Norman: “No surprises this runoff”

Published 5:05 pm Thursday, July 15, 2010

With the final runoff votes tallied, Probate Judge Steve Norman says there are no surprises this year.

“Robert Bentley won every box except the Bolling box,” Norman said. “The polling data indicated he would do well, and he did.”

Bentley defeated Bradley Byrne, earning 1,120 votes to Byrne’s 835.

Email newsletter signup

“I think a lot of Tim James and Roy Moore’s voters gravitated towards Bentley’s camp after the primaries, Norman said. “I think the recount left a bad taste in people’s mouths.”

Bentley faces the Democratic nominee Ron Sparks on Nov. 2 in the General Election.

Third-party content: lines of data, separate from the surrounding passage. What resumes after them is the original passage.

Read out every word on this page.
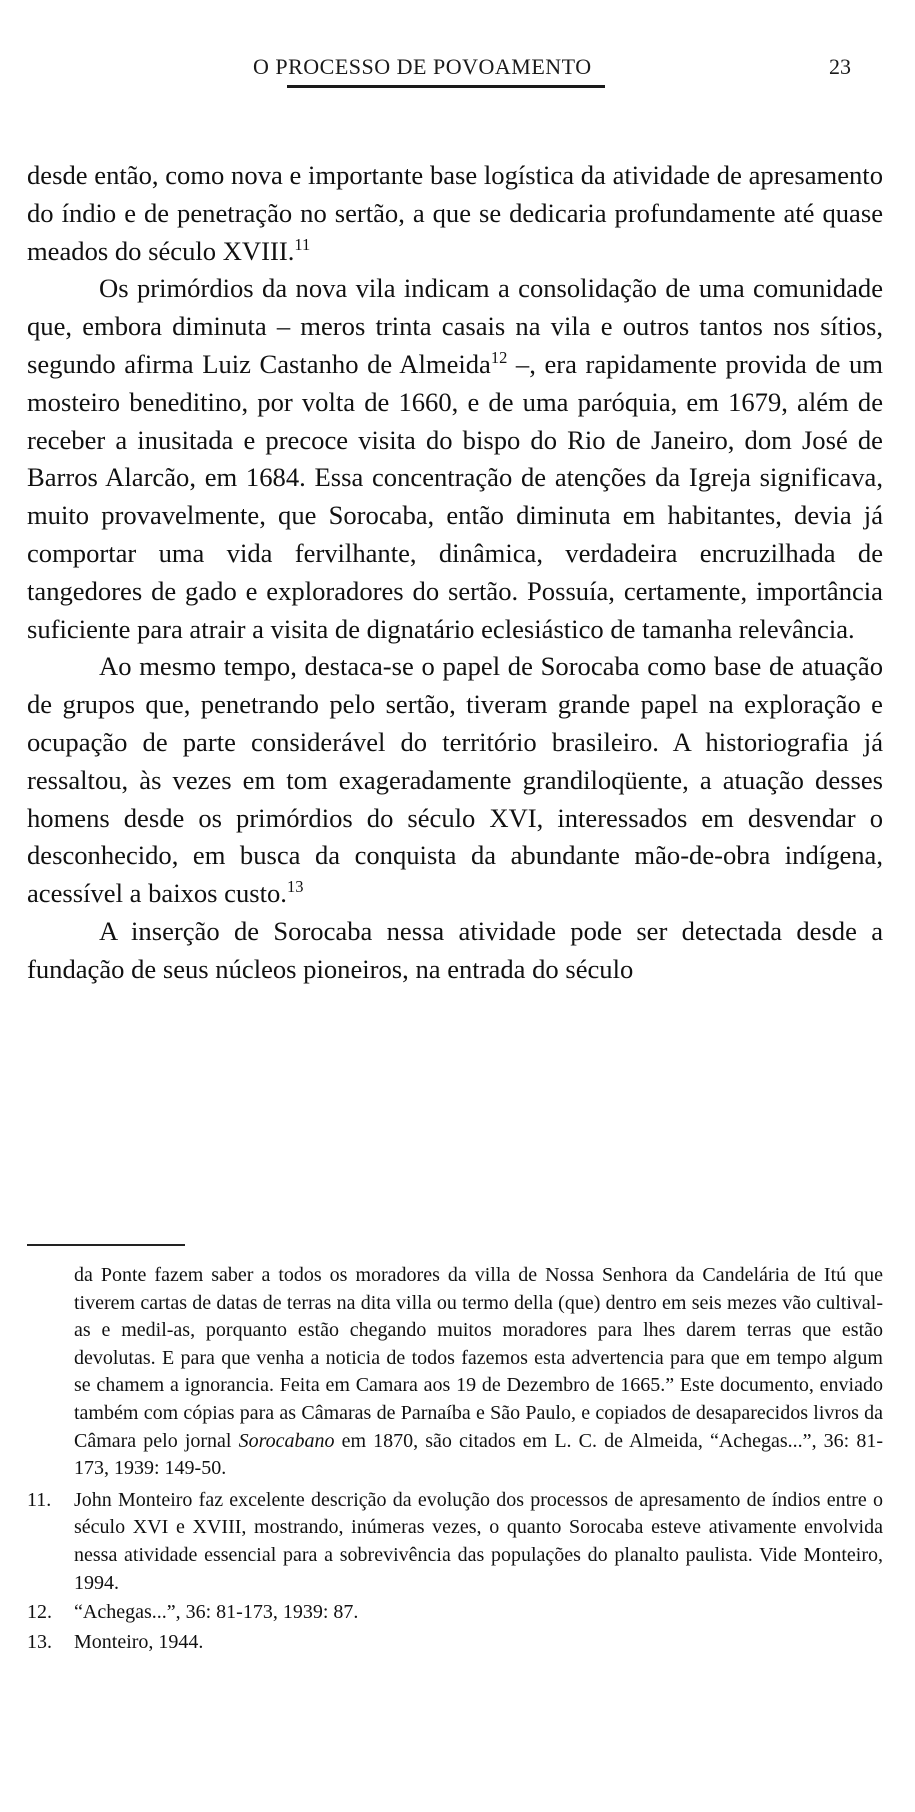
O PROCESSO DE POVOAMENTO	23

desde então, como nova e importante base logística da atividade de apresamento do índio e de penetração no sertão, a que se dedicaria profundamente até quase meados do século XVIII.$^{11}$

Os primórdios da nova vila indicam a consolidação de uma comunidade que, embora diminuta – meros trinta casais na vila e outros tantos nos sítios, segundo afirma Luiz Castanho de Almeida$^{12}$ –, era rapidamente provida de um mosteiro beneditino, por volta de 1660, e de uma paróquia, em 1679, além de receber a inusitada e precoce visita do bispo do Rio de Janeiro, dom José de Barros Alarcão, em 1684. Essa concentração de atenções da Igreja significava, muito provavelmente, que Sorocaba, então diminuta em habitantes, devia já comportar uma vida fervilhante, dinâmica, verdadeira encruzilhada de tangedores de gado e exploradores do sertão. Possuía, certamente, importância suficiente para atrair a visita de dignatário eclesiástico de tamanha relevância.

Ao mesmo tempo, destaca-se o papel de Sorocaba como base de atuação de grupos que, penetrando pelo sertão, tiveram grande papel na exploração e ocupação de parte considerável do território brasileiro. A historiografia já ressaltou, às vezes em tom exageradamente grandiloqüente, a atuação desses homens desde os primórdios do século XVI, interessados em desvendar o desconhecido, em busca da conquista da abundante mão-de-obra indígena, acessível a baixos custo.$^{13}$

A inserção de Sorocaba nessa atividade pode ser detectada desde a fundação de seus núcleos pioneiros, na entrada do século

da Ponte fazem saber a todos os moradores da villa de Nossa Senhora da Candelária de Itú que tiverem cartas de datas de terras na dita villa ou termo della (que) dentro em seis mezes vão cultival-as e medil-as, porquanto estão chegando muitos moradores para lhes darem terras que estão devolutas. E para que venha a noticia de todos fazemos esta advertencia para que em tempo algum se chamem a ignorancia. Feita em Camara aos 19 de Dezembro de 1665.” Este documento, enviado também com cópias para as Câmaras de Parnaíba e São Paulo, e copiados de desaparecidos livros da Câmara pelo jornal Sorocabano em 1870, são citados em L. C. de Almeida, “Achegas...”, 36: 81-173, 1939: 149-50.

11.	John Monteiro faz excelente descrição da evolução dos processos de apresamento de índios entre o século XVI e XVIII, mostrando, inúmeras vezes, o quanto Sorocaba esteve ativamente envolvida nessa atividade essencial para a sobrevivência das populações do planalto paulista. Vide Monteiro, 1994.
12.	“Achegas...”, 36: 81-173, 1939: 87.
13.	Monteiro, 1944.
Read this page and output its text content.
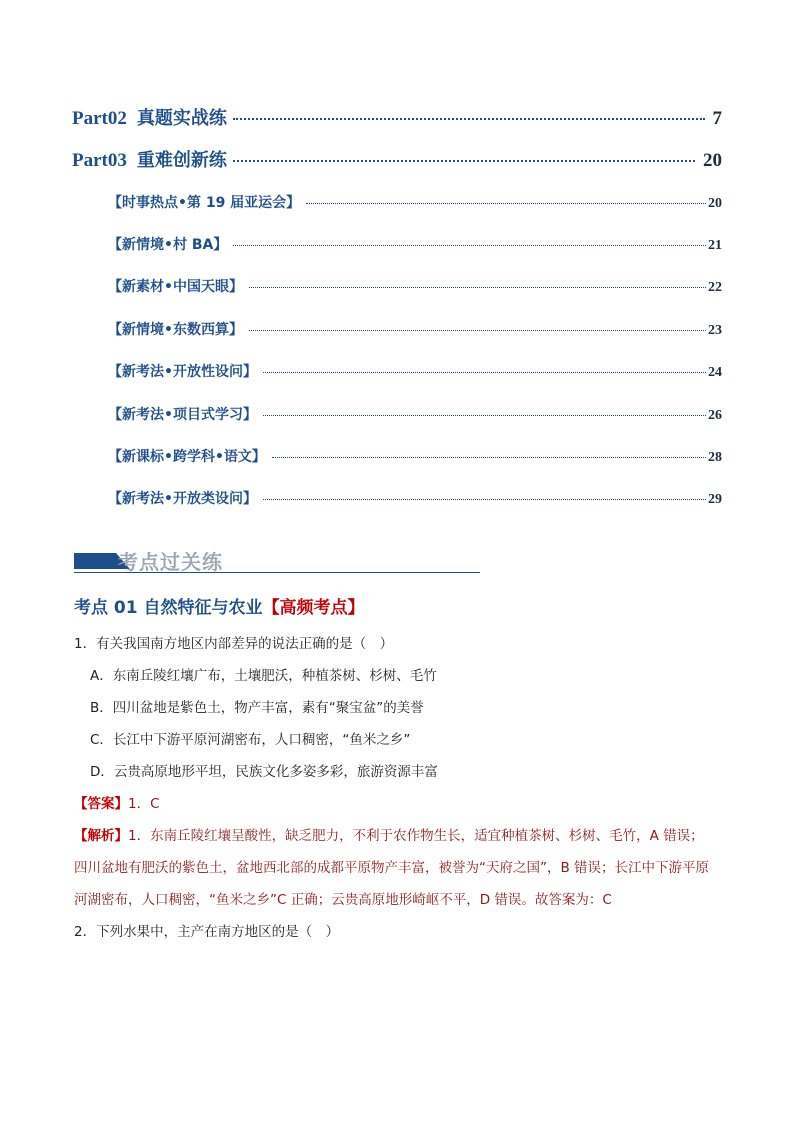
Part02 真题实战练	7
Part03 重难创新练	20
【时事热点•第 19 届亚运会】	20
【新情境•村 BA】	21
【新素材•中国天眼】	22
【新情境•东数西算】	23
【新考法•开放性设问】	24
【新考法•项目式学习】	26
【新课标•跨学科•语文】	28
【新考法•开放类设问】	29
考点过关练
考点 01 自然特征与农业【高频考点】
1．有关我国南方地区内部差异的说法正确的是（　）
A．东南丘陵红壤广布，土壤肥沃，种植茶树、杉树、毛竹
B．四川盆地是紫色土，物产丰富，素有“聚宝盆”的美誉
C．长江中下游平原河湖密布，人口稠密，“鱼米之乡”
D．云贵高原地形平坦，民族文化多姿多彩，旅游资源丰富
【答案】1．C
【解析】1．东南丘陵红壤呈酸性，缺乏肥力，不利于农作物生长，适宜种植茶树、杉树、毛竹，A 错误；
四川盆地有肥沃的紫色土，盆地西北部的成都平原物产丰富，被誉为“天府之国”，B 错误；长江中下游平原
河湖密布，人口稠密，“鱼米之乡”C 正确；云贵高原地形崎岖不平，D 错误。故答案为：C
2．下列水果中，主产在南方地区的是（　）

Martha Roby earned the republican nomination for U.S. Representative of the 2nd Congressional District and won Butler County as well, beating newcomer Rick Barber 1,307 to 585. Her opposition is incumbent Bobby Bright (D-Montgomery).

Other totals in the county:

– Dorman Grace fell to John McMillan 802 to 1,021 for the post of Commissioner of Agriculture and Industries. McMillan’s opponent in November is Democrat Glen Zorn.

– For Public Service Commission, place one, Twinkle Cavanaugh beat Stephen Evans 1,304 to 519 to earn her a spot on ballots this fall and will face Democrat Jan Cook.

– In the only democratic contest, that for attorney general, James H. Anderson grabbed 195 votes for the win, with Giles Perkins racking up a total of 66 votes. Anderson will face Republican Luther Strange in November.

“Butler County went right along with the rest of state,” Norman said. “The county usually votes Republican in state elections, and for local races, it tends to go Democrat.”

Republican voters outnumbered democrats 7-to-1, Norman said, with only 261 of the total 2,230 votes going towards democratic contests.

“I would expect if you look at it, quite a few people that voted in the democratic primary voted in the governor’s race for the runoff since they didn’t get to earlier,” Norman said.

Only 15 percent of registered voters came out for the runoff, Norman said, which is less than half of the 35 percent that came out for the primaries.